When it comes to misunderstandings about innovation, not even the experts agree on which myths to debunk.
But after years of working with organizations of all types and sizes, we've put together a list of misunderstandings that we see regularly and limit an organization's success.
These seven innovation myths might be standing in the way of your next great innovation!
Myth #1: Innovation Only Applies to New Products
Nope. Merriam-Webster defines innovation as “a new idea, device, or method” or the “act or process of introducing new ideas, devices, or methods.” An innovation might be a product but it also might be a service, process or business model. We take the definition of innovation even further. Innovation is not only a great idea brought to market but also one that’s adopted by the customer. An innovation delivers value to both the customer and the business at the same time. Researchers have noted that most of the long lasting innovations were not product innovations but instead business model innovations, such as brand (e.g., Harley-Davidson), revenue model (e.g., Google), customer experience (e.g., Disney) and partnership innovation (e.g., Zara).

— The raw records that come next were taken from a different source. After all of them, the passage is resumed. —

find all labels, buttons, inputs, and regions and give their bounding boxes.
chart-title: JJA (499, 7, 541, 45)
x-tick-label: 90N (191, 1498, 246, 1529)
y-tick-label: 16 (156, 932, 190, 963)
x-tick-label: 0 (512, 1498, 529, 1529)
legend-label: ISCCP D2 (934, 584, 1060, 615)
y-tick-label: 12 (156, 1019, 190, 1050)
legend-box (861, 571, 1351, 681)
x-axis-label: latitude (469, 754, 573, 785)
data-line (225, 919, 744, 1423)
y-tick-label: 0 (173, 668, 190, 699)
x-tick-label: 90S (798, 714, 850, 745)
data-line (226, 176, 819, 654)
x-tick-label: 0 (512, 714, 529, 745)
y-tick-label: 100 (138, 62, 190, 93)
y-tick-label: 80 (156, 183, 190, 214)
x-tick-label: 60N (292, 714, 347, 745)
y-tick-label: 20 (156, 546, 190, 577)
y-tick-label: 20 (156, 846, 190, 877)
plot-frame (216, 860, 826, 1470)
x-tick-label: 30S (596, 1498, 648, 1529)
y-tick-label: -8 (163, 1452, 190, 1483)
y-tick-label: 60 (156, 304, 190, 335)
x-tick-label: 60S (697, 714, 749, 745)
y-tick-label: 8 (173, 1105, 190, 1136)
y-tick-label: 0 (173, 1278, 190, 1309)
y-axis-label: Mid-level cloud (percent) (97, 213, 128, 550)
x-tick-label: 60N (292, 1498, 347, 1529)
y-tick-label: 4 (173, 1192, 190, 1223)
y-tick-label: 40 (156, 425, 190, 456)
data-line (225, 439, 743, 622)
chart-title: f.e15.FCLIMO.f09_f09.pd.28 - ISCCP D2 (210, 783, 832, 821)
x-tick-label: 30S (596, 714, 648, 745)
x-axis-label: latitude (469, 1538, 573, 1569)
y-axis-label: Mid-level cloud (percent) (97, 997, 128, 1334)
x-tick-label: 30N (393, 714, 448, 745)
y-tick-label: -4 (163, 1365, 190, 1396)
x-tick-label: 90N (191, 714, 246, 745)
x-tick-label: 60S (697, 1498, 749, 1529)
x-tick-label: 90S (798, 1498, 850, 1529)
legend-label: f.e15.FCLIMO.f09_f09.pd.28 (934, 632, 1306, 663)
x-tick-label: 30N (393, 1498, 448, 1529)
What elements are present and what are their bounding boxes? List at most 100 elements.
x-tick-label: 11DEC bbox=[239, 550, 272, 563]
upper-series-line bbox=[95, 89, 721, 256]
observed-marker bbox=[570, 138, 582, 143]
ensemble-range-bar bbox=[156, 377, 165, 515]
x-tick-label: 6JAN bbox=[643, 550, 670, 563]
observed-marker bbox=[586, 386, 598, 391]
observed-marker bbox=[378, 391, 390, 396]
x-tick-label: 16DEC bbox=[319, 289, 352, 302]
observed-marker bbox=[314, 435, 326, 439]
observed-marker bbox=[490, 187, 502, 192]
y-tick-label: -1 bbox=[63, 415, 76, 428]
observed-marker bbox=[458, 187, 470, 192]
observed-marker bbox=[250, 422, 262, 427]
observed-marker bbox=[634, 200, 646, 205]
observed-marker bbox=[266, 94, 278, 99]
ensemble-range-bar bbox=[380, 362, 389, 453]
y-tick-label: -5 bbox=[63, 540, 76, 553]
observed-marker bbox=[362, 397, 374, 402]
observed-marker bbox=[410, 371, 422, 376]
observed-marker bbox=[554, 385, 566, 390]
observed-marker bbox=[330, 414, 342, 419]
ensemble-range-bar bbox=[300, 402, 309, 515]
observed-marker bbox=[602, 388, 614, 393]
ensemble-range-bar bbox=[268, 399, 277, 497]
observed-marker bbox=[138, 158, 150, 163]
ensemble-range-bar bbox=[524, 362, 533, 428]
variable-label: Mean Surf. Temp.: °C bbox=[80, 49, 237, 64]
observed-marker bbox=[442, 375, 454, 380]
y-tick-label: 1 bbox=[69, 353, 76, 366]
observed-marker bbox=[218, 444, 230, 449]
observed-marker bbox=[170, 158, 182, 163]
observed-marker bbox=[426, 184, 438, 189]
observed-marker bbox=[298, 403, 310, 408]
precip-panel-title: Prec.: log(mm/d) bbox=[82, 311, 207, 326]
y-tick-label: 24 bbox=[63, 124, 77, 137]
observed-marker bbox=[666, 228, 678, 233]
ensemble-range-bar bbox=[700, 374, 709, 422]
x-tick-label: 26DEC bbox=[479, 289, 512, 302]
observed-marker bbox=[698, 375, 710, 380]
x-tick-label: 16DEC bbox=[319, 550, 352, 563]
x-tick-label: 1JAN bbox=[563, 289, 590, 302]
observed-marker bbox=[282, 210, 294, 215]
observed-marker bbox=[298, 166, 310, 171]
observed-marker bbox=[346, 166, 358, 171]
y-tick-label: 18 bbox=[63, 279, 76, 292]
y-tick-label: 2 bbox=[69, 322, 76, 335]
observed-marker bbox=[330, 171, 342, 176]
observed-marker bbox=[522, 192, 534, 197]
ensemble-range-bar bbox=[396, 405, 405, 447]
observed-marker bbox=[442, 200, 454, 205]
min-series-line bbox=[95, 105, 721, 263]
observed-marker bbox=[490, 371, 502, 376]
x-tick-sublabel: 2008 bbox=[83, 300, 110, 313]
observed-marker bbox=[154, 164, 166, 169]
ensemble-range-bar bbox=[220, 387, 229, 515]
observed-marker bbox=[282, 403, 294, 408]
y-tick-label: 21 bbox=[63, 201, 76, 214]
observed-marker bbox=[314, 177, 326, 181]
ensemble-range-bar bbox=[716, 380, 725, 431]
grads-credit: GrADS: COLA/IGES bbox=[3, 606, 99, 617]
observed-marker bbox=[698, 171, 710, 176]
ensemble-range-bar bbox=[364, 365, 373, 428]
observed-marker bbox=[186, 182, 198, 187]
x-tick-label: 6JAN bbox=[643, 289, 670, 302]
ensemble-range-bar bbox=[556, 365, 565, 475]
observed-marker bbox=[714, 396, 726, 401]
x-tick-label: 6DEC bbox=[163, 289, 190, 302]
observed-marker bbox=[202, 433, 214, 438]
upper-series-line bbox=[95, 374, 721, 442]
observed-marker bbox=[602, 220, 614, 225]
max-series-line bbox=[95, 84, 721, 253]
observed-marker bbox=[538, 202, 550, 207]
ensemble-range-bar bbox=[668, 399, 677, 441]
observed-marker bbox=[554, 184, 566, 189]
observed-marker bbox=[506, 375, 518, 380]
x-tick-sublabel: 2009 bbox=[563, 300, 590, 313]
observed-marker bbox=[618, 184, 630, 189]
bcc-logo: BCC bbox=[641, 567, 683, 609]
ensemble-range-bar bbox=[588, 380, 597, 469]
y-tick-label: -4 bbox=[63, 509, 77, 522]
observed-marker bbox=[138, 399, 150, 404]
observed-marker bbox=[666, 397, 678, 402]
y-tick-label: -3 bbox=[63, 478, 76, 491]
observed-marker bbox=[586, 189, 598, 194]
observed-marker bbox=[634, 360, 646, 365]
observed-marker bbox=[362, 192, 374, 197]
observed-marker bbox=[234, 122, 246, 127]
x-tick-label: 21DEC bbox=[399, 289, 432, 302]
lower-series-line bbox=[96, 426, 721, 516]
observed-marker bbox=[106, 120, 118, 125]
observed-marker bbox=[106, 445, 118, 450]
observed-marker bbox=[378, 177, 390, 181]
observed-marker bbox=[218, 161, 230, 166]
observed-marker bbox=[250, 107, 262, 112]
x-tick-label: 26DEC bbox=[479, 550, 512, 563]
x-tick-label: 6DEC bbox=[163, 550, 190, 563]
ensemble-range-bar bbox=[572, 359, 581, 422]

Myth #2: Innovation Is Only for a Small Number of Key Leaders in Your Organization
Hardly ever. Although some organizations have a key leader who personally drives innovation every day, like Steve Jobs, most organizations need a more repeatable and scalable process, which requires the involvement of many. Innovation is a collective endeavor and should include the diversity represented by your entire organization. You can help your team break through psychological inertia, expand the collective IQ, and develop cutting-edge ideas by applying a systematic process with unrivaled tools and techniques. The success of innovation is heavily dependent on the combined wisdom of highly diversified teams.
Myth #3: Only Certain People Are Creative
Think again. Everyone is creative, but in different ways. Some of your people are creative because they know how to innovate within the box. These people are meticulous at details and perfecting existing approaches. Other people are creative because they gravitate towards thinking outside the current system. These people are willing to question the wisdom of the status quo and explore new frontiers. Breakthroughs can come from inside or outside the box. It is the collaboration of different styles of creative problem solving that makes innovation stick.
Myth #4: A Business Fighting for Survival Has No Business Pursuing Innovation
Not necessarily. Innovation might be exactly what this type of organization needs. Process innovation directed at sales, marketing, customer service or manufacturing may provide short-term benefits like a quick boost in revenue or significant cost advantage. Long-term benefits gained from product or business model innovation may provide the next shot in the arm required to keep this business not just surviving, but thriving.
Myth #5: A Robust Phase-Gate Product Development Process Negates the Need to Look at Innovation in a New Way
Not in our experience. Our research shows that a robust phase-gate process is necessary but not sufficient. What is often missing in a formal new product development or phase-gate process is the ability to quickly develop and test prototypes with the customer before a lot of time and money is expended. If this “front end” of innovation is missing, companies often launch a new product, service, process or business model only to discover either the assumed customer need was not real, the solution developed did not meet customer needs, or the customer does not adopt the solution after all. Instead, decouple the Front End of Innovation from the Back End of Design, so you can experiment and prototype with customers early on in a rapid, inexpensive way, minimizing time and resources perfecting the wrong solution and instead ensuring a higher probability of customer adoption in the end.
Myth #6: Putting Structure Around Innovation Hinders the Creative Process
Quite the opposite. Our years of experience have confirmed that structure does not stifle innovation; a flexible structure actually enables it! Time and time again, the most successful ideas are generated using a systematic and flexible, but not limiting, innovation method. There are numerous examples of how structure enables creativity. One example is structured programming tools that allow people to develop a vast variety of applications.
Myth #7: Innovation Comes From our Internal Organization, Not From Outside Expertise
Yes and no. You can certainly develop your own ideas, and you definitely should. At the same time, you do need an external catalyst to provoke thought and allow you to come up with better ideas yourself. Innovation requires that we collect data from multiple external sources to inform and inspire our efforts. Successful teams don’t just rely on what they already know, but rather they do their homework; they know that generating insights comes from exploring customer needs, and studying market and technology trends. These teams collect data from inside and outside their industry and draw inspiration from any source they are interested in.